Daniel Brown MBE

Personal information
- Born: 29 November 1982 (age 43) Reading, Berkshire, Great Britain
- Height: 195 cm (6 ft 5 in)
- Weight: 85 kg (187 lb)

Sport
- Country: Great Britain
- Sport: Adaptive rowing
- Retired: 2020

Medal record
Adaptive rowing
Representing Great Britain
Paralympic Games
| Gold medal – first place | 2016 Rio de Janeiro | LTAMix4+ |
World Championships
| Gold medal – first place | 2014 Amsterdam | LTAMix4+ |
| Gold medal – first place | 2015 Aiguebelette-le-Lac | LTAMix4+ |
| Gold medal – first place | 2018 Plovdiv | PR3Mix4+ |

= Daniel Brown (rower) =

British rower (born 1982)

Daniel Brown (born 29 November 1982) is a retired British pararower who competed at international-level events. He is a Paralympic champion, a triple world champion and a double world cup champion in the mixed coxed four with Grace Clough, Pam Relph, James Fox and Oliver James.

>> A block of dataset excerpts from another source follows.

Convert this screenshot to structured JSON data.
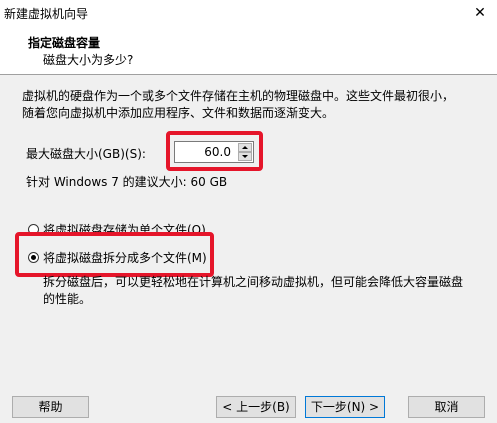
{
  "window": {
    "title": "新建虚拟机向导",
    "close_glyph": "✕"
  },
  "header": {
    "title": "指定磁盘容量",
    "subtitle": "磁盘大小为多少?"
  },
  "main": {
    "description": "虚拟机的硬盘作为一个或多个文件存储在主机的物理磁盘中。这些文件最初很小，随着您向虚拟机中添加应用程序、文件和数据而逐渐变大。",
    "max_size_label": "最大磁盘大小(GB)(S):",
    "max_size_value": "60.0",
    "recommended": "针对 Windows 7 的建议大小: 60 GB",
    "options": [
      {
        "label": "将虚拟磁盘存储为单个文件(O)",
        "selected": false
      },
      {
        "label": "将虚拟磁盘拆分成多个文件(M)",
        "selected": true
      }
    ],
    "split_description": "拆分磁盘后，可以更轻松地在计算机之间移动虚拟机，但可能会降低大容量磁盘的性能。"
  },
  "footer": {
    "help": "帮助",
    "back": "< 上一步(B)",
    "next": "下一步(N) >",
    "cancel": "取消"
  },
  "colors": {
    "highlight": "#e5152a",
    "dialog_bg": "#f0f0f0",
    "default_button_border": "#0078d7"
  }
}
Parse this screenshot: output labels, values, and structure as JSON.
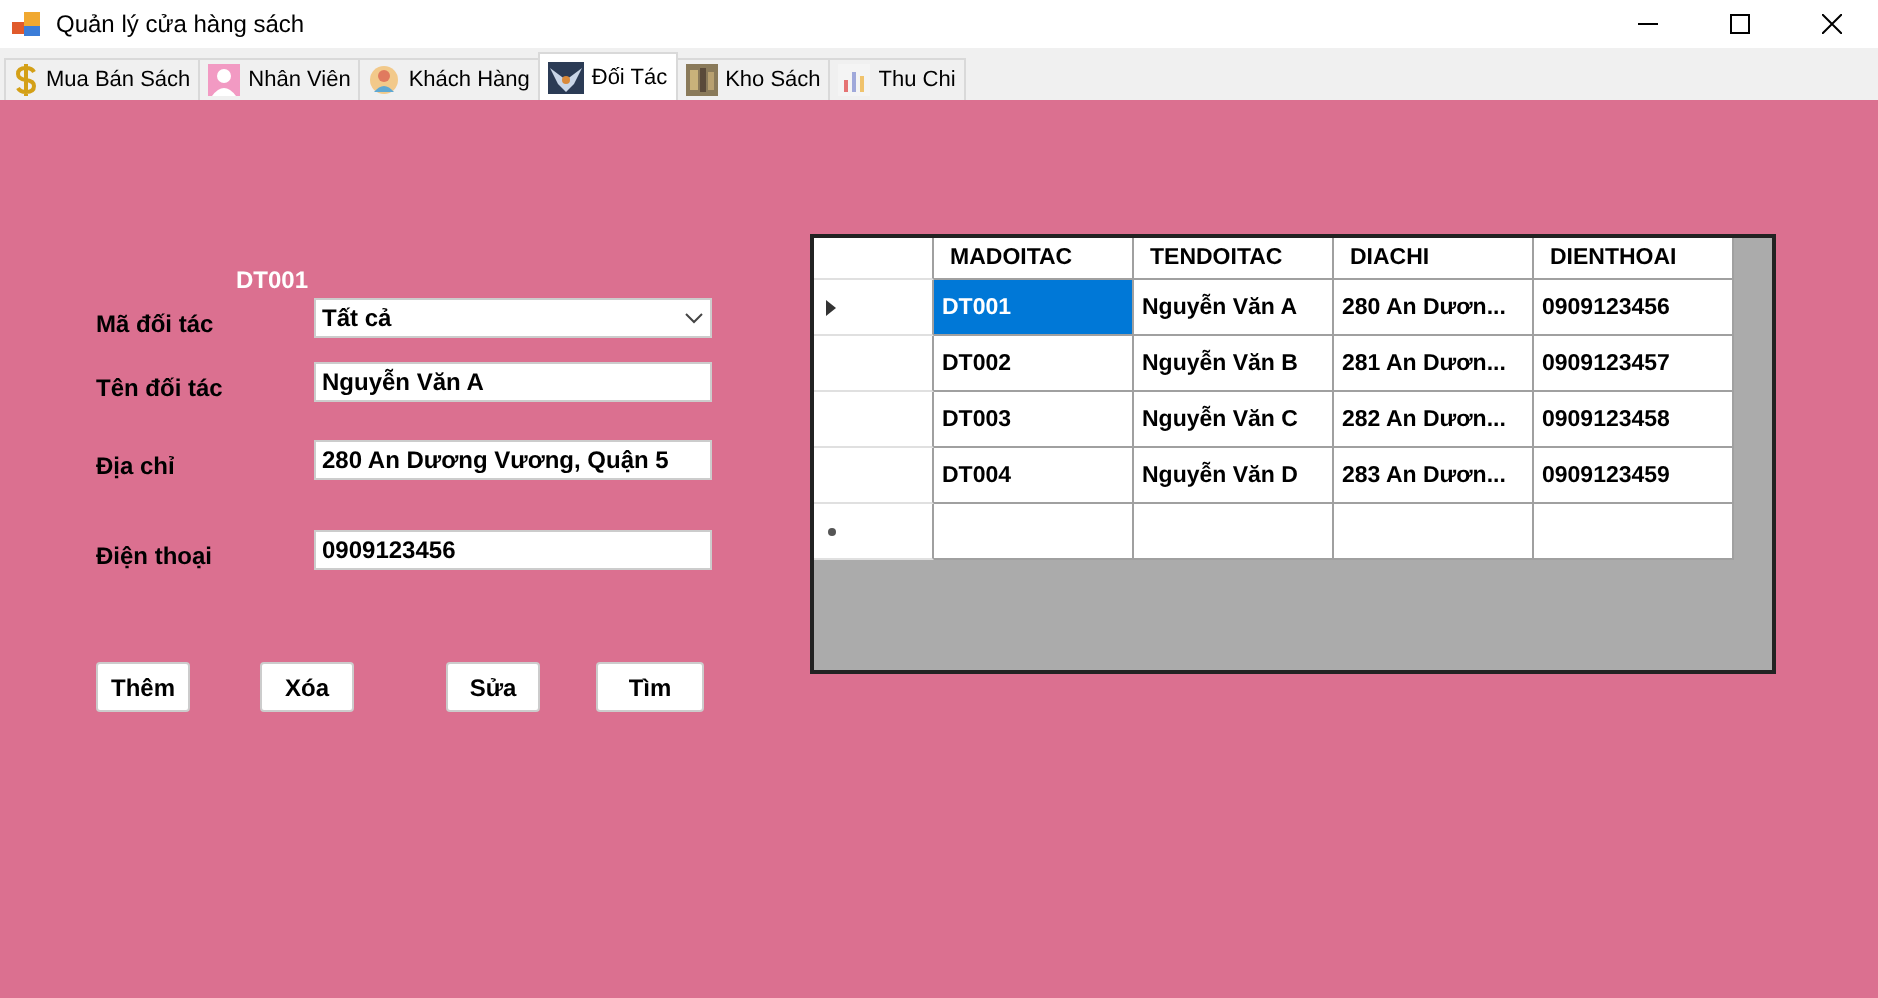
{
  "window": {
    "title": "Quản lý cửa hàng sách"
  },
  "tabs": [
    {
      "label": "Mua Bán Sách",
      "selected": false
    },
    {
      "label": "Nhân Viên",
      "selected": false
    },
    {
      "label": "Khách Hàng",
      "selected": false
    },
    {
      "label": "Đối Tác",
      "selected": true
    },
    {
      "label": "Kho Sách",
      "selected": false
    },
    {
      "label": "Thu Chi",
      "selected": false
    }
  ],
  "form": {
    "current_id": "DT001",
    "fields": [
      {
        "label": "Mã đối tác",
        "kind": "dropdown",
        "value": "Tất cả"
      },
      {
        "label": "Tên đối tác",
        "kind": "text",
        "value": "Nguyễn Văn A"
      },
      {
        "label": "Địa chỉ",
        "kind": "text",
        "value": "280 An Dương Vương, Quận 5"
      },
      {
        "label": "Điện thoại",
        "kind": "text",
        "value": "0909123456"
      }
    ],
    "buttons": [
      "Thêm",
      "Xóa",
      "Sửa",
      "Tìm"
    ]
  },
  "table": {
    "columns": [
      "MADOITAC",
      "TENDOITAC",
      "DIACHI",
      "DIENTHOAI"
    ],
    "rows": [
      {
        "selected": true,
        "cells": [
          "DT001",
          "Nguyễn Văn A",
          "280 An Dươn...",
          "0909123456"
        ]
      },
      {
        "selected": false,
        "cells": [
          "DT002",
          "Nguyễn Văn B",
          "281 An Dươn...",
          "0909123457"
        ]
      },
      {
        "selected": false,
        "cells": [
          "DT003",
          "Nguyễn Văn C",
          "282 An Dươn...",
          "0909123458"
        ]
      },
      {
        "selected": false,
        "cells": [
          "DT004",
          "Nguyễn Văn D",
          "283 An Dươn...",
          "0909123459"
        ]
      }
    ]
  }
}
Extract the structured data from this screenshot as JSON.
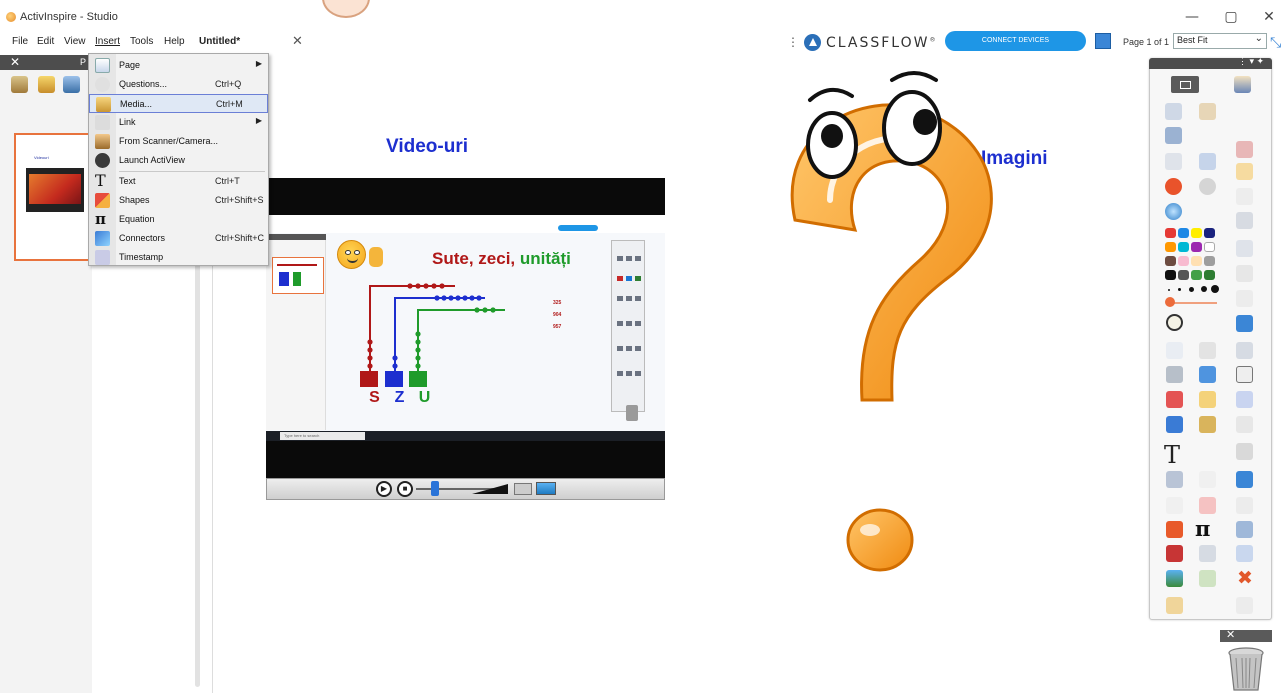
{
  "window": {
    "title": "ActivInspire - Studio",
    "minimize": "—",
    "maximize": "▢",
    "close": "✕"
  },
  "menubar": {
    "items": [
      "File",
      "Edit",
      "View",
      "Insert",
      "Tools",
      "Help"
    ],
    "document_tab": "Untitled*",
    "tab_close": "✕"
  },
  "classflow": {
    "dots": "⋮",
    "brand": "CLASSFLOW",
    "trademark": "®",
    "connect_label": "CONNECT DEVICES",
    "page_indicator": "Page 1 of 1",
    "zoom_value": "Best Fit",
    "chevron": "⌄",
    "fullscreen_glyph": "⤡"
  },
  "left_panel": {
    "close": "✕",
    "label": "P",
    "thumb_title": "Videouri"
  },
  "insert_menu": {
    "items": [
      {
        "label": "Page",
        "shortcut": "",
        "submenu": true,
        "icon": "page-icon"
      },
      {
        "label": "Questions...",
        "shortcut": "Ctrl+Q",
        "submenu": false,
        "icon": "questions-icon"
      },
      {
        "label": "Media...",
        "shortcut": "Ctrl+M",
        "submenu": false,
        "icon": "media-icon"
      },
      {
        "label": "Link",
        "shortcut": "",
        "submenu": true,
        "icon": "link-icon"
      },
      {
        "label": "From Scanner/Camera...",
        "shortcut": "",
        "submenu": false,
        "icon": "scanner-icon"
      },
      {
        "label": "Launch ActiView",
        "shortcut": "",
        "submenu": false,
        "icon": "actiview-icon"
      },
      {
        "label": "Text",
        "shortcut": "Ctrl+T",
        "submenu": false,
        "icon": "text-icon"
      },
      {
        "label": "Shapes",
        "shortcut": "Ctrl+Shift+S",
        "submenu": false,
        "icon": "shapes-icon"
      },
      {
        "label": "Equation",
        "shortcut": "",
        "submenu": false,
        "icon": "equation-icon"
      },
      {
        "label": "Connectors",
        "shortcut": "Ctrl+Shift+C",
        "submenu": false,
        "icon": "connectors-icon"
      },
      {
        "label": "Timestamp",
        "shortcut": "",
        "submenu": false,
        "icon": "timestamp-icon"
      }
    ],
    "submenu_arrow": "▶",
    "active_index": 2
  },
  "canvas": {
    "video_label": "Video-uri",
    "images_label": "Imagini",
    "video": {
      "heading_part1": "Sute, zeci, ",
      "heading_part2": "unități",
      "numbers": [
        "325",
        "904",
        "957"
      ],
      "letters": [
        "S",
        "Z",
        "U"
      ],
      "search_placeholder": "Type here to search",
      "play_glyph": "▶",
      "stop_glyph": "■"
    },
    "colors": {
      "red": "#b01818",
      "blue": "#1d2fcf",
      "green": "#1f9b2b",
      "orange": "#f59a2a"
    }
  },
  "toolbox": {
    "header_dots": "⋮ ▾ ✦",
    "text_glyph": "T",
    "pi_glyph": "π",
    "delete_glyph": "✖"
  },
  "trash": {
    "close": "✕"
  }
}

Brown was a keen football and rugby league player when he was in his teenage years and played for Wokingham. He was involved in a car accident in 2003 which caused him to have life-changing injuries: he couldn't put weight on his ankle and he severed nerves in his left arm.

At the 2016 Rio Paralympics, Brown took gold in the mixed coxed four alongside Pam Relph, Grace Clough, James Fox and Oliver James.

He was appointed Member of the Order of the British Empire (MBE) in the 2017 New Year Honours for services to rowing.